Distributions of Short-Lived Radioactive Nuclei Produced by Young Embedded Stellar Clusters

TL;DR

This paper models how short-lived radioactive nuclei from supernovae in stellar clusters influence star and planet formation by providing heating and ionization, with implications for disk chemistry and evolution.

Contribution

It presents new distributions of radioactive enrichment levels in clusters and molecular clouds, quantifying SLR delivery to disks and their ionization effects.

Findings

Clusters can explain early Solar Nebula SLR levels, but are generally lower.

Distributed enrichment in molecular clouds yields similar SLR abundances.

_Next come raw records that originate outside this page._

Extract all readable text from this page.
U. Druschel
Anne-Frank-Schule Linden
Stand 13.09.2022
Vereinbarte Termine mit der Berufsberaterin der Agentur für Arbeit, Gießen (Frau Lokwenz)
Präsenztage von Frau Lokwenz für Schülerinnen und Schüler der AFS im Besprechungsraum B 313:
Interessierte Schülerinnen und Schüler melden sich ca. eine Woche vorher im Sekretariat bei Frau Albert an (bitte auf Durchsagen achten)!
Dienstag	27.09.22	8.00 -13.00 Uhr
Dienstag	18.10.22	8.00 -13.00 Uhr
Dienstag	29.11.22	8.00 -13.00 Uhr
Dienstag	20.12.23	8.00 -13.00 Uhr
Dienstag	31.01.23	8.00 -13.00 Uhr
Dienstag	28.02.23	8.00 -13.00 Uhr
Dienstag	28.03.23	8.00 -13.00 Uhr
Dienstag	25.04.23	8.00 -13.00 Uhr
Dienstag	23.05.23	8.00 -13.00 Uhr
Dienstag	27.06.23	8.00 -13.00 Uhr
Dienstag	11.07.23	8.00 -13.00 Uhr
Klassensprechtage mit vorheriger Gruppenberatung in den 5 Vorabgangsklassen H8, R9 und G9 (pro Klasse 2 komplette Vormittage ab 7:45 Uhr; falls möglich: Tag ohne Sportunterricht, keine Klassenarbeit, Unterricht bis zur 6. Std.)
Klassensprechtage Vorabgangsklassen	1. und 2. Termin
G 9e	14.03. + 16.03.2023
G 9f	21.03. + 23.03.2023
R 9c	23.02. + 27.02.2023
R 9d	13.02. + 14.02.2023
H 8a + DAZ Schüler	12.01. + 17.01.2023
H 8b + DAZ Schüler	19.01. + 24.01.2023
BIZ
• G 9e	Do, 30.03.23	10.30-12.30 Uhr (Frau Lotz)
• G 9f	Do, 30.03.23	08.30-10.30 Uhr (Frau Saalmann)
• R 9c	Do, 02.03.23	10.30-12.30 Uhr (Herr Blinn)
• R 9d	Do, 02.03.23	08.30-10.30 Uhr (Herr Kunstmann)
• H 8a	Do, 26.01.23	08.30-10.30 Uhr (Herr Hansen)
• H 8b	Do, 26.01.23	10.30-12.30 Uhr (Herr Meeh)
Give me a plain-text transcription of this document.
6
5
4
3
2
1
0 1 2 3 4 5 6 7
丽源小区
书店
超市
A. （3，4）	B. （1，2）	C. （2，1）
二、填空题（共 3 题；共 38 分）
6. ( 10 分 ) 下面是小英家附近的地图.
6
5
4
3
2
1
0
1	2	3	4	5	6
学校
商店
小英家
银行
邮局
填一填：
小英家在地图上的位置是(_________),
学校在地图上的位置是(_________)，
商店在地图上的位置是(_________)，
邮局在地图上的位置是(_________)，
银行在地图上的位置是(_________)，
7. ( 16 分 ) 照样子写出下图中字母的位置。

SLRs deliver 10-100 pM_sun to disks, causing ionization rates of 1-5×10⁻¹⁹ sec⁻¹.

Abstract

Most star formation in the Galaxy takes place in clusters, where the most massive members can affect the properties of other constituent solar systems. This paper considers how clusters influence star formation and forming planetary systems through nuclear enrichment from supernova explosions, where massive stars deliver short-lived radioactive nuclei (SLRs) to their local environment. The decay of these nuclei leads to both heating and ionization, and thereby affects disk evolution, disk chemistry, and the accompanying process of planet formation. Nuclear enrichment can take place on two spatial scales: [1] Within the cluster itself ($\ell\sim1$pc), the SLRs are delivered to the circumstellar disks associated with other cluster members. [2] On the next larger scale ($\ell\sim2-10$pc), SLRs are injected into the background molecular cloud; these nuclei provide heating and ionization to nearby star-forming regions, and to the next generation of disks. For the first scenario, we construct the expected distributions of radioactive enrichment levels provided by embedded clusters. Clusters can account for the SLR mass fractions inferred for the early Solar Nebula, but typical SLR abundances are lower by a factor of $\sim10$. For the second scenario, we find that distributed enrichment of SLRs in molecular clouds leads to comparable abundances. For both the direct and distributed enrichment processes, the masses of $^{26}$Al and $^{60}$Fe delivered to individual circumstellar disks typically fall in the range $10-100pM_\odot$ (where $1pM_\odot=10^{-12}M_\odot$). The corresponding ionization rate due to SLRs typically falls in the range $\zeta_{SLR}\sim1-5\times10^{-19}$ sec$^{-1}$. This ionization rate is smaller than that due to cosmic rays, $\zeta_{CR}\sim10^{-17}$ sec$^{-1}$, but will be important in regions where cosmic rays are attenuated (e.g., disk mid-planes).